The once-a-day online game gives a player six chances to figure out the day’s five-letter word. You have six tries to guess that day’s “Wordle.” If you think it rightly, the letter turns green. If the letter is correct but in the wrong place, it turns yellow, and it remains black when it is wrong. The difficulty lies in that no clues are given, but you shoot in the dark. The game is available in several languages, including French, Italian, Spanish, Portuguese, Swedish, German, and Norwegian. A Tamil version of the Wordle also has come out, but the Tamil script is syllabic.
It was my daughter who got me interested in the game last month. Now it has become a family game. Every morning we send cryptic messages to each other about how we fared. Not since Scrabble has a word game become so popular. It is a single-player puzzle that combines elements of several games, including the good old Scrabble and Battleship. It is free, and one can play from any smartphone, desktop computer or tablet.
Wordle has a lot of political patrons now. Pakistan President Arif Alvi was playing wordle amidst the crisis in Balochistan recently. His tweet came when the Pakistan Army faced the Balochistan Liberation Army (BLA). Pakistan public criticized him for it.
In India, Congress leader Rahul Gandhi led the game and shared a manufactured screenshot with words like “JUMLA”, “TAXES”, “HUMDO”, “JHOLA”, “SNOOP” and “PHOTO”. Accompanying the tweet, he wrote the caption: “Guess who?” Another caption “, Wordle 056 6/6” – is a reference to Prime Minister Narendra Modi’s “56-inch chest” image. Former Minister Shashi Tharoor is another politician who plays the game regularly. There are many others.
The game’s social aspect allows you to share your score, making it a great way to start conversations and connect. India has seen a 48 percent growth in the daily twitter conversation of Wordle.
The game has become popular because people believe that playing mind games is necessary to keep the mind sharp.

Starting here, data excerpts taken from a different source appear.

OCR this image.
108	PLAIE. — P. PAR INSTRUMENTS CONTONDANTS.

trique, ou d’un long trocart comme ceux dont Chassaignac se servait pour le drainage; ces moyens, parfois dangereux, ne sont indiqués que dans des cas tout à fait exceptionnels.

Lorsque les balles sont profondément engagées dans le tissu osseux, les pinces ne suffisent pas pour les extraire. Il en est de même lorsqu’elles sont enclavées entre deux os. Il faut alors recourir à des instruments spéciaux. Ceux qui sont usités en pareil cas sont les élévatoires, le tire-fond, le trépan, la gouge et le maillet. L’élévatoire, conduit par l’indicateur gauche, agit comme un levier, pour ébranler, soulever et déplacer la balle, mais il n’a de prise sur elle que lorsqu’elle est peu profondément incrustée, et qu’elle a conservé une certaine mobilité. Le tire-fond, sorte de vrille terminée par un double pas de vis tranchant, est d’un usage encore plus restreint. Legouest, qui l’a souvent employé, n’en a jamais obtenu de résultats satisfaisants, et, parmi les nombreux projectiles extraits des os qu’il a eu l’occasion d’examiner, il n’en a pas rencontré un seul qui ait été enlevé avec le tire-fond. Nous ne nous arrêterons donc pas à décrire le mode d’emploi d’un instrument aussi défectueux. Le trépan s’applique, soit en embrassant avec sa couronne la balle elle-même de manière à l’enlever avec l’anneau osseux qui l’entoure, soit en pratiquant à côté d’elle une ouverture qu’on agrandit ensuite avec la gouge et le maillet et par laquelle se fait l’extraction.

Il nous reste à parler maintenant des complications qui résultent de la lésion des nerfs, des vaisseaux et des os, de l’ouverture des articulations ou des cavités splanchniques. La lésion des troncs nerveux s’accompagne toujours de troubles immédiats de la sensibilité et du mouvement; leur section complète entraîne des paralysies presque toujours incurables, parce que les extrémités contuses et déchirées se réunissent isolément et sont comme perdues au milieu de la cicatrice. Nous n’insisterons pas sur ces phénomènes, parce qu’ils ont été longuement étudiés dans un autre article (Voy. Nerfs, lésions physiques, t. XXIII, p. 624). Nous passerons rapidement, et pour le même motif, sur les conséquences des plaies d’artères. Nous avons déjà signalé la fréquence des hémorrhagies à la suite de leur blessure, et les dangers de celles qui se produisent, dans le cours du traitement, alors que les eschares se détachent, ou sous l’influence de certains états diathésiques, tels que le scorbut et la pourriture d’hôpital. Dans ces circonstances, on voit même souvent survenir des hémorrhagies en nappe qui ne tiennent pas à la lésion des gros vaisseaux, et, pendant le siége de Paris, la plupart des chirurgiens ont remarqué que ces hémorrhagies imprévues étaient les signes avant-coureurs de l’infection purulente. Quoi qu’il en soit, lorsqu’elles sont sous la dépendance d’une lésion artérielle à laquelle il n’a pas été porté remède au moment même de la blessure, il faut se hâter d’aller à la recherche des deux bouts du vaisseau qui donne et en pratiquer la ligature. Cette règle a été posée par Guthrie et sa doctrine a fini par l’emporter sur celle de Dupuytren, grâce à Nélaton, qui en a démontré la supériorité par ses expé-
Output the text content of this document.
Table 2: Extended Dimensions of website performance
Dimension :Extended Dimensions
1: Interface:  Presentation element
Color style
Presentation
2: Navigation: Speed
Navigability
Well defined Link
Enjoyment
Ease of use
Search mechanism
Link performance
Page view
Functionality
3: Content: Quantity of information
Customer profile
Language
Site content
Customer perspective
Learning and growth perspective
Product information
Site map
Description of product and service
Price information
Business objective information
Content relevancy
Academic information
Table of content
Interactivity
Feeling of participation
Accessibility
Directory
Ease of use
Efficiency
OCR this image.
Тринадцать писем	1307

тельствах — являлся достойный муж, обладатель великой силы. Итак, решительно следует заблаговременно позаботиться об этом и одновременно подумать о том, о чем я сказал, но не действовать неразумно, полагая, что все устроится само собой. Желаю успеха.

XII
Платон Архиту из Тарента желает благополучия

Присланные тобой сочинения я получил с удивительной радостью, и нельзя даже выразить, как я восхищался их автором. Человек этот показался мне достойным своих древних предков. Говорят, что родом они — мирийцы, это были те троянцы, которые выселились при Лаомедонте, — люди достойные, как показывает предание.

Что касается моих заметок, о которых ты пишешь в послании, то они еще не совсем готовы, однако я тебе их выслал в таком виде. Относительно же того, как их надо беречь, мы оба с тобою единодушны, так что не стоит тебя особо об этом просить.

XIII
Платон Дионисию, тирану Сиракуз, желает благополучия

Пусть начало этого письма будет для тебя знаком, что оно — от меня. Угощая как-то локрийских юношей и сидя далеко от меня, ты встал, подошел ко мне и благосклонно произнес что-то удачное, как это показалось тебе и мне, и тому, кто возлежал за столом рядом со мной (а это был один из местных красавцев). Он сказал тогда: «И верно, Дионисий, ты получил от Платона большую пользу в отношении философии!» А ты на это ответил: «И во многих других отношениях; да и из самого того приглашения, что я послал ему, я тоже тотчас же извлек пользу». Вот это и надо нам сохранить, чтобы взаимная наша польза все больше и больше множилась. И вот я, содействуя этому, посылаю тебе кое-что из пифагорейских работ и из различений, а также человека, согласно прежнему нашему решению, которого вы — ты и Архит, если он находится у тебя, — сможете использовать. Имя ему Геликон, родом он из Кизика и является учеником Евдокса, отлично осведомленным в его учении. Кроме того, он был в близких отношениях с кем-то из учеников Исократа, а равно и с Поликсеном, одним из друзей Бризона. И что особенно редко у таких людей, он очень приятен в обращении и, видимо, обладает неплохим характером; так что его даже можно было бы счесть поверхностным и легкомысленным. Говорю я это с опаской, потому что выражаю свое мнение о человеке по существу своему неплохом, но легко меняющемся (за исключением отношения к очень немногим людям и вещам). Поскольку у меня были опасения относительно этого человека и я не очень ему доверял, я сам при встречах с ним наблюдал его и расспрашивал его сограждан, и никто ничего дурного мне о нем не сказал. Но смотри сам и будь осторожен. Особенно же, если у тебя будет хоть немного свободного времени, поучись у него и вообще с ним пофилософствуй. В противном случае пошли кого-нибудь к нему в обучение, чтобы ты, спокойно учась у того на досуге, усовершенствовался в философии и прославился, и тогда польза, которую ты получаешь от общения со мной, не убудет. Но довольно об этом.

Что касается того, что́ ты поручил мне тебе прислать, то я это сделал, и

There are other games like crossword, which is very popular. On the eve of the first world war, Arthur Wynne, a New York Times editor, found the game for the paper’s fun section. The Newspaper has also come out with a new game called Letterboxed, where you spell words by connecting letters in the box. It was introduced in 2019 and is very popular among mind game players.
Then there is SUDOKU which dates back to the 18th century. According to ECONOMIST, a Swiss mathematician found the game “Latin squares”. A freelance puzzler Howard Games from Indiana invented the modern SUDOKU. Going back to reading the classics and playing mind games will not only keep your mind healthy and also probably be a preventive cure for depression and other such problems one facing the pandemic. The doctors say ‘we have to live with Covid’ games like wordle and other word games keep your mind sharp and occupied.